Mobile Money in the Last Mile of Kenya
2 minute read
The Brookings Institute’s Financial and Digital Inclusion Project named Kenya as the top scoring country in the world for financial inclusion based on country commitment, mobile capacity, regulatory environment and adoption of traditional and digital financial services. Yet, SIMLab’s efforts to introduce to mobile money to organizations in rural Kenya have encountered significant barriers to adoption and sustained use by organizations and end-users alike.
Today, we are releasing our case study, Implementing a Mobile Money Management Tool and Training Approach in the Last Mile, which reviews our experience implementing a mobile money software tool in rural Kenya, for a project cofunded by UK Department for International Development (DFID) through the Global Poverty Action Fund (GPAF). The project worked with 40 NGOs and SACCOs (Savings and Credit Cooperatives) in rural Kenya to make the transition from cash to mobile money in a country where 90% of households have used mobile money services. Despite this, we found that last-mile organizations are not simply awaiting a platform that suits their technical needs to incorporate digital cash into their daily business activities. Rather, complex human, organizational and environmental challenges raise serious questions about the ‘build it, and they will come’ philosophy that has driven much of the mMoney space over the last ten years.
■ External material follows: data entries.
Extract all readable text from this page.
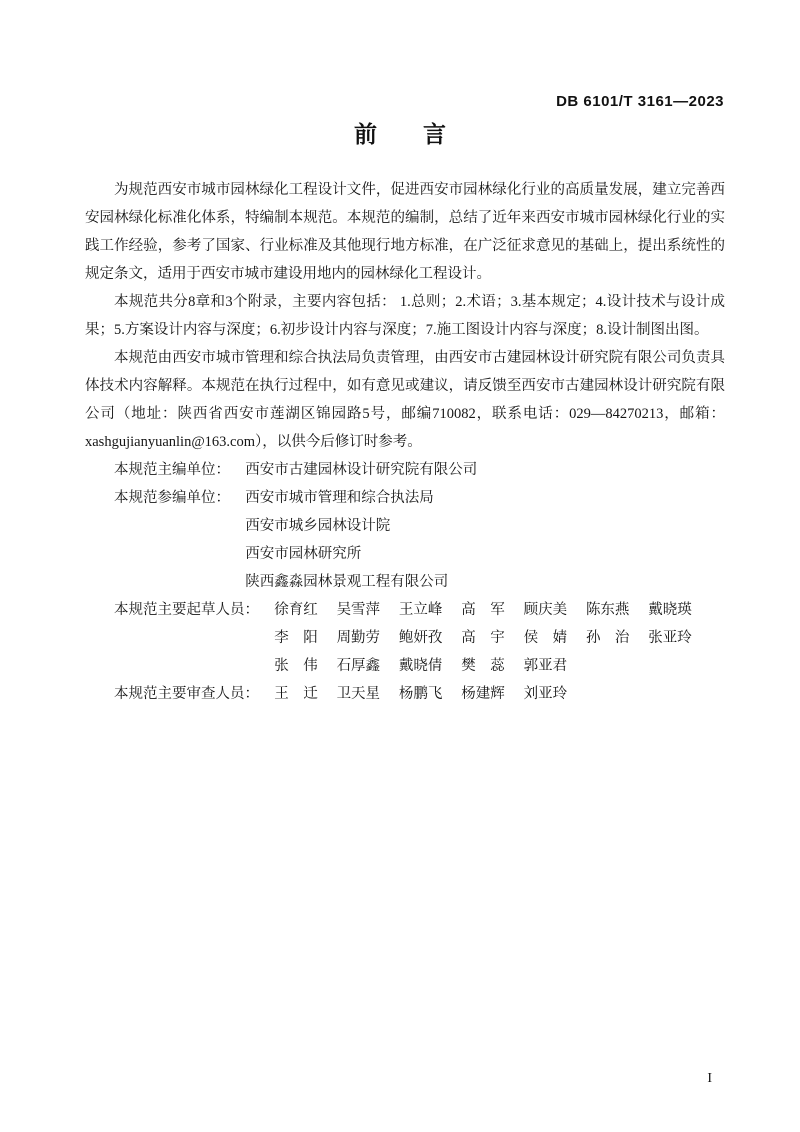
DB 6101/T 3161—2023
前　　言

为规范西安市城市园林绿化工程设计文件，促进西安市园林绿化行业的高质量发展，建立完善西安园林绿化标准化体系，特编制本规范。本规范的编制，总结了近年来西安市城市园林绿化行业的实践工作经验，参考了国家、行业标准及其他现行地方标准，在广泛征求意见的基础上，提出系统性的规定条文，适用于西安市城市建设用地内的园林绿化工程设计。

本规范共分8章和3个附录，主要内容包括： 1.总则；2.术语；3.基本规定；4.设计技术与设计成果；5.方案设计内容与深度；6.初步设计内容与深度；7.施工图设计内容与深度；8.设计制图出图。

本规范由西安市城市管理和综合执法局负责管理，由西安市古建园林设计研究院有限公司负责具体技术内容解释。本规范在执行过程中，如有意见或建议，请反馈至西安市古建园林设计研究院有限公司（地址：陕西省西安市莲湖区锦园路5号，邮编710082，联系电话：029—84270213，邮箱：xashgujianyuanlin@163.com），以供今后修订时参考。

本规范主编单位： 西安市古建园林设计研究院有限公司
本规范参编单位： 西安市城市管理和综合执法局
西安市城乡园林设计院
西安市园林研究所
陕西鑫淼园林景观工程有限公司
本规范主要起草人员： 徐育红 吴雪萍 王立峰 高　军 顾庆美 陈东燕 戴晓瑛
李　阳 周勤劳 鲍妍孜 高　宇 侯　婧 孙　治 张亚玲
张　伟 石厚鑫 戴晓倩 樊　蕊 郭亚君
本规范主要审查人员： 王　迁 卫天星 杨鹏飞 杨建辉 刘亚玲
I
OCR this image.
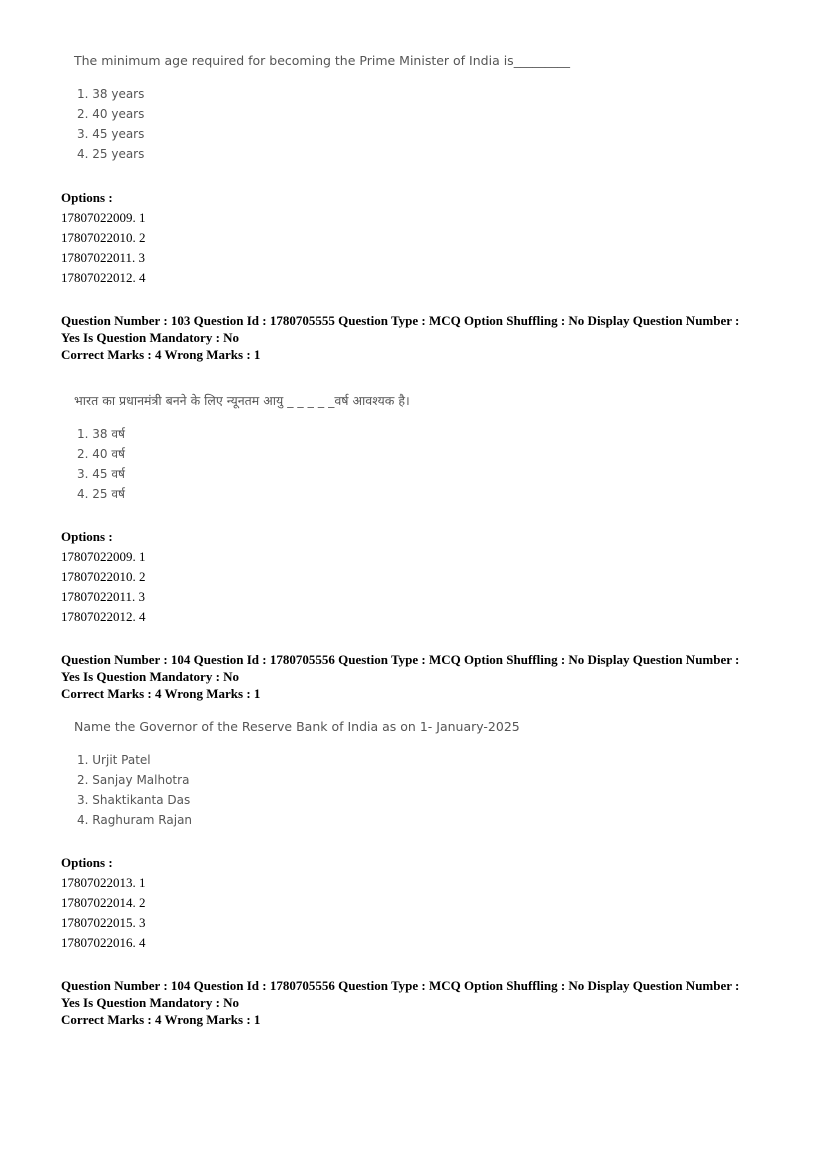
The minimum age required for becoming the Prime Minister of India is_________
1. 38 years
2. 40 years
3. 45 years
4. 25 years

Options :

17807022009. 1
17807022010. 2
17807022011. 3
17807022012. 4
Question Number : 103 Question Id : 1780705555 Question Type : MCQ Option Shuffling : No Display Question Number :
Yes Is Question Mandatory : No
Correct Marks : 4 Wrong Marks : 1
भारत का प्रधानमंत्री बनने के लिए न्यूनतम आयु _ _ _ _ _वर्ष आवश्यक है।
1. 38 वर्ष
2. 40 वर्ष
3. 45 वर्ष
4. 25 वर्ष

Options :

17807022009. 1
17807022010. 2
17807022011. 3
17807022012. 4
Question Number : 104 Question Id : 1780705556 Question Type : MCQ Option Shuffling : No Display Question Number :
Yes Is Question Mandatory : No
Correct Marks : 4 Wrong Marks : 1
Name the Governor of the Reserve Bank of India as on 1- January-2025
1. Urjit Patel
2. Sanjay Malhotra
3. Shaktikanta Das
4. Raghuram Rajan

Options :

17807022013. 1
17807022014. 2
17807022015. 3
17807022016. 4
Question Number : 104 Question Id : 1780705556 Question Type : MCQ Option Shuffling : No Display Question Number :
Yes Is Question Mandatory : No
Correct Marks : 4 Wrong Marks : 1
To discuss this case study and the challenges that others have faced in the space, we are hosting an event today, September 4th, at the OpenGovHub in Washington DC. If you’re in DC, you can come by, or you can follow us on Twitter, where @SIMLab will be tweeting about it under the hashtag #lastmilemoney. We also have limited slots for a live-streaming webinar, which you can RSVP for at the above link.
In addition to Kelly Church, SIMLab’s Project Director, the event will also feature Leo Tobias, Technology Team Manager at Grameen Foundation, presenting on their work in Uganda; Sean McDonald, CEO of FrontlineSMS, reflecting on the very real obstacles caused by fractured operator, handset and software markets; and Kay McGowan, Digital Finance Team Lead at USAID, who will offer her reflections and responses to the panelists’ presentations, and share some of the direction of USAID policy as the mMoney field approaches its ninth year. Together the panel will hopefully shed light on mobile money efforts within and beyond Kenya, and look critically at what is being done and what needs to be done at the technology and policy level to ensure the next five years will bring greater, more widespread and engaged adoption of mobile financial services.